La bambina dagli occhi chiusi è la figlia di Frida: una storia che denuncia quello che accade a una madre in Italia se il padre che non voleva quella gravidanza e nemmeno quella nascita cambia idea e ritorna sui suoi passi. È il nodo dell’articolo 250 sul riconoscimento tardivo dei minori che discrimina le madri dai padri e che, secondo molti esperti della materia, andrebbe riformato. Vi era una pdl che oggi giace in commissione giustizia dove è approdata a gennaio 2023 e che deve essere ancora calendarizzata, ma nel caso di Frida ci sono anche due ctu della cosiddetta alienazione parentale che hanno orientato tutto il procedimento giudiziario quando il padre biologico della minore ha chiesto non solo il riconoscimento della bambina, ma anche l’inversione di collocamento. “In un caso analogo che ho seguito – ha spiegato l’avvocata Di Leo – il tribunale di Bologna e il servizio sociale è stato lungimirante e si è stabilito che un’azione di Stato (ndr, quella che modifica lo stato di una persona) non possa essere messa in esecuzione senza espletare i tre gradi di giudizio. Nel caso di Frida, invece, il servizio sociale si è arroccato su un’ interpretazione errata. Cosi, questo il paradosso che si crea, un minore dopo il primo grado si trova attribuito un cognome e magari in appello gli viene tolto. Un’assurdità e un grave pregiudizio per il minore. Non c’è stata in questo caso nessuna eco delle allegazioni di violenza, ne è stata sentita la bambina. Nessun giudice ha approfondito”.
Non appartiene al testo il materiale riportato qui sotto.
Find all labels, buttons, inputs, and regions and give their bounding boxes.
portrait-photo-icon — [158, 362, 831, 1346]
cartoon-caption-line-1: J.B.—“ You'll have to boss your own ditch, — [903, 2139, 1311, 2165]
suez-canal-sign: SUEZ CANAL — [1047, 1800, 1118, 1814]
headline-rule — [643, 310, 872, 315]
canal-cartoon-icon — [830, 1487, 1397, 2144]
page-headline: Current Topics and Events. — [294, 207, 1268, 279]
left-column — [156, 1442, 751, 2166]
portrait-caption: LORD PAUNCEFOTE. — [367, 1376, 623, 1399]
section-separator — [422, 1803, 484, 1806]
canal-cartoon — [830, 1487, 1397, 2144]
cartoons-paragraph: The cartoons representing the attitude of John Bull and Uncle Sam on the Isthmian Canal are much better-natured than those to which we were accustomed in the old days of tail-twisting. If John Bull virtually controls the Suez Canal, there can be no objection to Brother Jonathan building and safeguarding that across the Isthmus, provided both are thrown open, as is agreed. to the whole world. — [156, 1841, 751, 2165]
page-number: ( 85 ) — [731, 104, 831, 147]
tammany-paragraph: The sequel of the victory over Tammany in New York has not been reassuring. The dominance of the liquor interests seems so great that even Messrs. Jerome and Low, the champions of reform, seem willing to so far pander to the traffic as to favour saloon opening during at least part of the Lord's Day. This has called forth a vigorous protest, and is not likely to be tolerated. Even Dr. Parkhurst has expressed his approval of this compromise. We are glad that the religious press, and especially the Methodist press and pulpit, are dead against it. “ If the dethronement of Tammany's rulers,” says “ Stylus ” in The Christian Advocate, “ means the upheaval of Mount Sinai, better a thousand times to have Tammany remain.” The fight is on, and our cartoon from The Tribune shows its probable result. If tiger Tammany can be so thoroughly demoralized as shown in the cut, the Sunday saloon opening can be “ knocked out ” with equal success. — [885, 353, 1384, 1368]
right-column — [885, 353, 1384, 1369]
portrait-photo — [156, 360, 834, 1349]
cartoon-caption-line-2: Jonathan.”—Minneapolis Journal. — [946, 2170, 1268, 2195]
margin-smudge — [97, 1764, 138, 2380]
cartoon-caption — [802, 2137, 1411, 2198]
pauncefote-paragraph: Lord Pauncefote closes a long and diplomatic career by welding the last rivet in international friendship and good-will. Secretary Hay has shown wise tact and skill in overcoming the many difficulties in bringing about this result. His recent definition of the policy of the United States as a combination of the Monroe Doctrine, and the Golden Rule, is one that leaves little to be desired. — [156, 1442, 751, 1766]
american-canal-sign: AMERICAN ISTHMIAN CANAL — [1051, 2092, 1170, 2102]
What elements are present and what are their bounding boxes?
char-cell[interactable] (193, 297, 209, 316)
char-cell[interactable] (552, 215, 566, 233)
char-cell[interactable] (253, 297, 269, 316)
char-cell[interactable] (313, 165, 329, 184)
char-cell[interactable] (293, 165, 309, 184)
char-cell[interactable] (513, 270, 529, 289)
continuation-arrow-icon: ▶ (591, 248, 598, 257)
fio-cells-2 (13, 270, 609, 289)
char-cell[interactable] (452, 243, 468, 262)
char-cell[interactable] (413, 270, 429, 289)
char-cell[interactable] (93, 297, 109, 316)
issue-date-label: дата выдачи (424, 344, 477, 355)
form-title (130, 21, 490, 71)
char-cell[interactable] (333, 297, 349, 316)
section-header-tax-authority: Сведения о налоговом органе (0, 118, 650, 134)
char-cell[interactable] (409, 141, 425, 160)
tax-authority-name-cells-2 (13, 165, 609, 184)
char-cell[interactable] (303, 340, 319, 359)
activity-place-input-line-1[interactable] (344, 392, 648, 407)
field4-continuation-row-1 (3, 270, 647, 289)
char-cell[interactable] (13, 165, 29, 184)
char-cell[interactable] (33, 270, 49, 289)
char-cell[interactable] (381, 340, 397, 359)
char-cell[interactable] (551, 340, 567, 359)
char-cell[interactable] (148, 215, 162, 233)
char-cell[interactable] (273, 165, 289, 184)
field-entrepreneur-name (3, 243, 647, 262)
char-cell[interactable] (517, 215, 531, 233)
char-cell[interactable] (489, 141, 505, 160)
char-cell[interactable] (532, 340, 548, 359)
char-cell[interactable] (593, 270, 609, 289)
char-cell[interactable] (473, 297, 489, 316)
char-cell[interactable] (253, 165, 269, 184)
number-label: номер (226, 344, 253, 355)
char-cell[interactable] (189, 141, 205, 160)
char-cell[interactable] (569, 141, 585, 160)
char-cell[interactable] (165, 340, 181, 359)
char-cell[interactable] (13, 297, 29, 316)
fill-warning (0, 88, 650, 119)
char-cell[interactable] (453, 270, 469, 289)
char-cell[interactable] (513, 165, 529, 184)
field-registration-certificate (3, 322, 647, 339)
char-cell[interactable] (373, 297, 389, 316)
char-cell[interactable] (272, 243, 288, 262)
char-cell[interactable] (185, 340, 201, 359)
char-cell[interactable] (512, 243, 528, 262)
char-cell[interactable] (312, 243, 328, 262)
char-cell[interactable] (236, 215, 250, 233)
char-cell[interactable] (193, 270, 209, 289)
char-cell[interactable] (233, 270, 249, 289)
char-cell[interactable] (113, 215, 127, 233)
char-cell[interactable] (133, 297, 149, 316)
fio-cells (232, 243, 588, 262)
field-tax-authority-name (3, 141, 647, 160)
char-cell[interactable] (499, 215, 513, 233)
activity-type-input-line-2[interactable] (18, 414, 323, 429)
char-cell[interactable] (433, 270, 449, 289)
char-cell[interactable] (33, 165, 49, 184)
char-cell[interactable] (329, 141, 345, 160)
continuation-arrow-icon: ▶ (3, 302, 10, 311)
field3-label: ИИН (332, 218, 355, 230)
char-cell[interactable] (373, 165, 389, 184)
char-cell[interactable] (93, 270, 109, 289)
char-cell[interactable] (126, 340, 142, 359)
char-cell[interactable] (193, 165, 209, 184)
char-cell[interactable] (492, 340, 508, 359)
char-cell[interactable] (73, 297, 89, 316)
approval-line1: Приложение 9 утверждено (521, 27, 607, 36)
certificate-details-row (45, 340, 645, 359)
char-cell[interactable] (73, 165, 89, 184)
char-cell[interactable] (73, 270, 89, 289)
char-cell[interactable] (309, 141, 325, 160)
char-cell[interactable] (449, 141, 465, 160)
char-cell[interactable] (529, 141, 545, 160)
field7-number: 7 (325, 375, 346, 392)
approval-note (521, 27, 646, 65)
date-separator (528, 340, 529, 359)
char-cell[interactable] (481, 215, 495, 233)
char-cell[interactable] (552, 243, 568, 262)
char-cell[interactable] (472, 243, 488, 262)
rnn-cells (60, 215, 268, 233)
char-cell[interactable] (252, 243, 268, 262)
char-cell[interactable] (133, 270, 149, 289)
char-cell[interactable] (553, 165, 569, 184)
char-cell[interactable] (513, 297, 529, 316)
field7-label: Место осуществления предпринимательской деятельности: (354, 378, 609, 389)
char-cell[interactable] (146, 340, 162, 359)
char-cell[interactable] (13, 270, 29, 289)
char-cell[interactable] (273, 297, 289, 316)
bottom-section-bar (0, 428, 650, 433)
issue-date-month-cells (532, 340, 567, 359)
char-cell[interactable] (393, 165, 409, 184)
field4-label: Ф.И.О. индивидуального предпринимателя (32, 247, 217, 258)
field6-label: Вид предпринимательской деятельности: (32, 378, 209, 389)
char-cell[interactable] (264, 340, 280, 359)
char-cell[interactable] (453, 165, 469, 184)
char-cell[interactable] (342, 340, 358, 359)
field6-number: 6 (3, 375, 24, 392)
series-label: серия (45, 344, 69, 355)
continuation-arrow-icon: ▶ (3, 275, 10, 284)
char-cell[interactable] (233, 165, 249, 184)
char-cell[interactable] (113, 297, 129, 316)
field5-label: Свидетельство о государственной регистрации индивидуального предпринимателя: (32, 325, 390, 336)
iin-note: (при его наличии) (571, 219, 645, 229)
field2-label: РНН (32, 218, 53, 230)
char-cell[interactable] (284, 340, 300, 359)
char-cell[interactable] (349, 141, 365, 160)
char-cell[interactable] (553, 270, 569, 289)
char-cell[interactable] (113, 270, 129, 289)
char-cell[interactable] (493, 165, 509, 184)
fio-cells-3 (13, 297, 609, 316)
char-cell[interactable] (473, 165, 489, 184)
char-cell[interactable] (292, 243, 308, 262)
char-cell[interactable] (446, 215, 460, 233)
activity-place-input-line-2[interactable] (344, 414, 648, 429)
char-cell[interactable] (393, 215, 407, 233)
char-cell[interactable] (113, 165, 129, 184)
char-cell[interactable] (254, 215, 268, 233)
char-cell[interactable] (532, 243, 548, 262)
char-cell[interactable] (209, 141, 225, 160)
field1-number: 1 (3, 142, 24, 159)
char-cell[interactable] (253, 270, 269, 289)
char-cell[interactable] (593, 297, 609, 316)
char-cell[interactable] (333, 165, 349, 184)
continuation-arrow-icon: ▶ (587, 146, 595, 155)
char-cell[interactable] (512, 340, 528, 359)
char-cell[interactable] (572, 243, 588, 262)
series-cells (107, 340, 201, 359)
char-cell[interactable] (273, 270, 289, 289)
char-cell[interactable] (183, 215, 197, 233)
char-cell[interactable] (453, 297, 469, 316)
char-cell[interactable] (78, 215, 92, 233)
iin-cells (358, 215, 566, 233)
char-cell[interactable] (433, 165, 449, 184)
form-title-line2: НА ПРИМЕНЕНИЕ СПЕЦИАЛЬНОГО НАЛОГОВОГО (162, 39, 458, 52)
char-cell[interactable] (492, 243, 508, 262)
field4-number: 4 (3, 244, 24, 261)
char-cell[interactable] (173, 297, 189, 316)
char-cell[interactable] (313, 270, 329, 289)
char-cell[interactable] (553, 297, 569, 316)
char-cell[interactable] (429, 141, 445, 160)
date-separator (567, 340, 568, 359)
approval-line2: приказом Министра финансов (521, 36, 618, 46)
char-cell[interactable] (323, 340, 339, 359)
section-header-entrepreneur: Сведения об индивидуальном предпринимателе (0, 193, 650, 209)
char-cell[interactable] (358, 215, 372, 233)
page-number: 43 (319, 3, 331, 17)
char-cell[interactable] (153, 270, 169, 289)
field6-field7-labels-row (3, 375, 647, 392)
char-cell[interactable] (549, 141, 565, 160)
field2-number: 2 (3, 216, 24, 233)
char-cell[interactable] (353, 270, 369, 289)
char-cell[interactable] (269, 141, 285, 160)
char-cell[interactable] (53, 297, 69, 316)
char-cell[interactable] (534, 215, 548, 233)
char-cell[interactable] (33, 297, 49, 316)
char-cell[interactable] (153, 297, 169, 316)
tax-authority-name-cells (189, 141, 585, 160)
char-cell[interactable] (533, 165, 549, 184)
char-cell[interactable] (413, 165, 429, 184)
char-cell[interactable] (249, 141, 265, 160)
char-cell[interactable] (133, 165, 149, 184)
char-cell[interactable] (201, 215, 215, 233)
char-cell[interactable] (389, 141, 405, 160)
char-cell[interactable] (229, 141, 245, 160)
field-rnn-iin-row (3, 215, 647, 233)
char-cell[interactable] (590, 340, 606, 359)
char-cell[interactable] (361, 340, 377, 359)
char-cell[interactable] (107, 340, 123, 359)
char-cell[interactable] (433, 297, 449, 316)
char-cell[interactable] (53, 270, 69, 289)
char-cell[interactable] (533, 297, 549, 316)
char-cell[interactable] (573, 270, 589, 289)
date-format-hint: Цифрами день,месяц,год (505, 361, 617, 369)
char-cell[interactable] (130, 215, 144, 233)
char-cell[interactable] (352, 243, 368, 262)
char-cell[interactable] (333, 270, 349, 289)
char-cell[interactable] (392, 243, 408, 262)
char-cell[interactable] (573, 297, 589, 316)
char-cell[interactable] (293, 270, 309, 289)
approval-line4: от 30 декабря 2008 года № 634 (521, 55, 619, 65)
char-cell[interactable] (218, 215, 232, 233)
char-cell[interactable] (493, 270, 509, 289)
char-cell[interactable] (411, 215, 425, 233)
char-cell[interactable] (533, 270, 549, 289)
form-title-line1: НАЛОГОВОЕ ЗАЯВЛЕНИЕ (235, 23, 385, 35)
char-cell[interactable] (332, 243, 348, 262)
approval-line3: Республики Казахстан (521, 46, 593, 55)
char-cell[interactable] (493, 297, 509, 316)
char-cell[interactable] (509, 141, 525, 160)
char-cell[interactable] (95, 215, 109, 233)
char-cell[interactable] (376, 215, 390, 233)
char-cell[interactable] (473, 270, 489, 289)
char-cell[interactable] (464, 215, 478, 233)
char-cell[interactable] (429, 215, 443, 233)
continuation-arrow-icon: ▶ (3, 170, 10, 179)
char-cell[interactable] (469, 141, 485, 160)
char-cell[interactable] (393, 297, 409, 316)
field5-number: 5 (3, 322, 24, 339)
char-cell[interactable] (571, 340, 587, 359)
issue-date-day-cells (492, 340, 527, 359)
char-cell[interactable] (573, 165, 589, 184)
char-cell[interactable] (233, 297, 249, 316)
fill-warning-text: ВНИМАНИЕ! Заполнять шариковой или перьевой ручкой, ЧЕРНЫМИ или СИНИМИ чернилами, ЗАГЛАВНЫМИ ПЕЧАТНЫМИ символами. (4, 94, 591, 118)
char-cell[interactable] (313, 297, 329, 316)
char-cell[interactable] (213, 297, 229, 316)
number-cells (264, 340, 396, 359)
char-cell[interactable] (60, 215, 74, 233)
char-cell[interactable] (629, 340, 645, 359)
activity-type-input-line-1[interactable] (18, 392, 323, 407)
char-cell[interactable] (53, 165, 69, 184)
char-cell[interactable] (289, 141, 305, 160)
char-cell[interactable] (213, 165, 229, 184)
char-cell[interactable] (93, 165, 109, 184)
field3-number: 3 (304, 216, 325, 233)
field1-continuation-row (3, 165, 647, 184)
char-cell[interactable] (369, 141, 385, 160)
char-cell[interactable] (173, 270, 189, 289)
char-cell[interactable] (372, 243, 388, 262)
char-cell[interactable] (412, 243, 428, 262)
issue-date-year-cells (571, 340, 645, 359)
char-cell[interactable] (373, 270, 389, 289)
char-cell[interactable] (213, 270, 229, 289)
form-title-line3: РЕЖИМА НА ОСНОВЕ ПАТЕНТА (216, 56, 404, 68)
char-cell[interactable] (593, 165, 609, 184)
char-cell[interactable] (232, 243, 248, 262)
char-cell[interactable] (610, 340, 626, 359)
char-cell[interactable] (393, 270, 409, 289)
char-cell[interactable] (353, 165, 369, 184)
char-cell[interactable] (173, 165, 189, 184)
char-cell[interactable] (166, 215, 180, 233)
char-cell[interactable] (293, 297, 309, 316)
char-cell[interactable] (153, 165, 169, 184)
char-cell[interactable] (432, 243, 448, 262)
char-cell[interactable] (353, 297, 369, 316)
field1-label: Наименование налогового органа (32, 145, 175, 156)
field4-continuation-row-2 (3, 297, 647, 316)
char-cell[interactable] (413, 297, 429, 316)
Nel lungo procedimento giudiziario al Tribunale di Venezia, giunto fino alla Cassazione “ho anche denunciato – ha ricordato Di Leo – una relazione dei servizi sociali falsa. Nonostante la visita a casa fosse stata annullata dai servizi 24 ore prima, la relazione la descriveva come mamma non collaborativa, che opprimeva la socialità della figlia. Questa denuncia è passata sotto silenzio”.